Blind faith is not natural for an adult. Belief is, at the core, the basis for most human cultures. It’s instilled in many of us from birth, but the unwavering belief of a child is the only pure form.
At the Santa set belief is a prerequisite of the experience. For whatever reason, at some point reality begins to fade a child’s firm knowledge that Santa Claus is a matter of fact. The best way to handle that question of identity — a driver’s license.
In the week leading to Christmas, an 8-year-old came to our Santa set with his siblings to give a rundown of their wish lists. It’s a typical scene — tri-folded white printer paper with lists and sub lists of barely legible handwriting, boxed out all over the page. Lego Star Wars, Nerf guns and Baby Alive appear to be popular this season.

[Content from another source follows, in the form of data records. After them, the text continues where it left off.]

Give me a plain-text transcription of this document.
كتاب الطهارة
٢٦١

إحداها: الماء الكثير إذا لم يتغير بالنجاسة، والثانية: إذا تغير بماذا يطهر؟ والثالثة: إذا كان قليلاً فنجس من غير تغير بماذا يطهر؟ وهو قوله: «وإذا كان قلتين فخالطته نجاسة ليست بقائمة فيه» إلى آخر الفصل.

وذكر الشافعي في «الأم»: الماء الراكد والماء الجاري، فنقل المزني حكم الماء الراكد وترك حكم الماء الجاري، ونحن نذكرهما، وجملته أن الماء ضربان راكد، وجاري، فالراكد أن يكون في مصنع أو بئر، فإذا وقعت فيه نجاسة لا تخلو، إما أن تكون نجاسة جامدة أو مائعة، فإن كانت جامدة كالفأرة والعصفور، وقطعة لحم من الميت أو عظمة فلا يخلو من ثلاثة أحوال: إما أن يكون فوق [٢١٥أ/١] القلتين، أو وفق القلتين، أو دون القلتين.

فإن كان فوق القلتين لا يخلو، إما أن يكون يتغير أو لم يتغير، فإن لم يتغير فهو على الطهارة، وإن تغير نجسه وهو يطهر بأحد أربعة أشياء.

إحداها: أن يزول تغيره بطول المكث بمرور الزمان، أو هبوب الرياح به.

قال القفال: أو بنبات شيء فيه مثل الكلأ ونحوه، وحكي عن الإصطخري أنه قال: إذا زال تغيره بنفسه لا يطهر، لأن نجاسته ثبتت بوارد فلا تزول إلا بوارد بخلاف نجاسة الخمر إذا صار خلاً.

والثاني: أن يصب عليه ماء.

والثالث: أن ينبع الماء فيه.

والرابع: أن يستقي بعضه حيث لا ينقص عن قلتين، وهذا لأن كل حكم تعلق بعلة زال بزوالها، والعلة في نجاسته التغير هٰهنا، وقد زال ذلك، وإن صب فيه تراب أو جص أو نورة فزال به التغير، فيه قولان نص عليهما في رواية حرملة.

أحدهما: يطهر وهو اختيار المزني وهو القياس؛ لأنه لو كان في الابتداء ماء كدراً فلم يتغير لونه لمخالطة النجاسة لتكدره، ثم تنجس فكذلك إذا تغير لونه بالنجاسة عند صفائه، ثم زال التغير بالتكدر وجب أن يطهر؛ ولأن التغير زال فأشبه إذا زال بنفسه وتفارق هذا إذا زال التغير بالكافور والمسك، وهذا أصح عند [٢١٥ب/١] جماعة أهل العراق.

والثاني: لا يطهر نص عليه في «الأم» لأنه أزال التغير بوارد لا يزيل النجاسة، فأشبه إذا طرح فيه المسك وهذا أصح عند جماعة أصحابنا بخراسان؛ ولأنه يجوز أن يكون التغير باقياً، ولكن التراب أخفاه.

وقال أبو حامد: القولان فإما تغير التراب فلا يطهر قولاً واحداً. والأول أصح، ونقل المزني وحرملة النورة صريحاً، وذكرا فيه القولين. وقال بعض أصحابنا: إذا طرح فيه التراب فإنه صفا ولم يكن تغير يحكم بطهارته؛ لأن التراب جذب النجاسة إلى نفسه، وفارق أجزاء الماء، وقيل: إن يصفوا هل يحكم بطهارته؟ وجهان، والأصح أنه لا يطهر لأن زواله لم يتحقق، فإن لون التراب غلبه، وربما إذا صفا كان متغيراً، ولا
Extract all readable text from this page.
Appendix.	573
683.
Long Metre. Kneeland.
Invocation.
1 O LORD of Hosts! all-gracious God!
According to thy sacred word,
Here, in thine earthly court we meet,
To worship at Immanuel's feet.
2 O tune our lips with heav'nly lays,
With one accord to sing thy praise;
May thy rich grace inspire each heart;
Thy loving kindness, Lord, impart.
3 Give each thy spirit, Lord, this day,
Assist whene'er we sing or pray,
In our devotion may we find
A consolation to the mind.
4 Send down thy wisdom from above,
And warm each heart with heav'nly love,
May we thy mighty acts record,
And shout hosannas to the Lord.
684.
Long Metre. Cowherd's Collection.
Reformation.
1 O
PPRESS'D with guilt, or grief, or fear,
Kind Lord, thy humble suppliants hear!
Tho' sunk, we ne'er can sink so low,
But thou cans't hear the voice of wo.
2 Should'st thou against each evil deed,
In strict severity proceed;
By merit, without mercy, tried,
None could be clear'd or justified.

The young man told Betsy and his parents while in line “that’s not the real Santa.” He was about to taint the magic for his brother and sister, so Betsy leaned down and said, “ask him for his driver’s license.”
So, when it was his turn, the boy marched up to Santa and demanded to see some ID. Santa, being a professional, pulled a gold-plated business card case from his stand. On the front, Mr. Kringle’s likeness and the words “Santa Claus” are engraved in cursive.
Santa pulled out a laminated card issued by “The Arctic State of the North Pole.” The ID was activated in 1645 and expires in 2049. His date of birth is 0245 AD. The license allows him to operate a flying slay pulled by eight reindeer. The child’s gasp quickly morphed into a smile.
His faith restored, the boy sat on the floor in front of Santa’s chair in a huddle with his brother, sister and parents and proudly read his Christmas list.
The 8-year-old walked away saying, “It’s really him, mom! It’s really him.” If he was riding the Polar Express, there’s no doubt this young man would hear the bell.
This is what Santa does for people — gives them something to believe in a world filled with doubt. Betsy and I are petitioning mall management to arrange a farewell line as Santa exits his set for the last time on Christmas Eve. Our vision — a string of employees from every store lining up, forming a tunnel of applause as this gentle and decent man leaves our lives until Thanksgiving.
It’s a meaningful way to show appreciation for someone who so selflessly gives a month-and-a-half of his life every year to see hundreds of children, many whom have taken a picture with him since infancy and some he may never see again.
Taking photos at the Santa set is a seasonal, part-time job which is here and gone quickly. It helps with Christmas bills and credit card balances and gives so much more. I believe.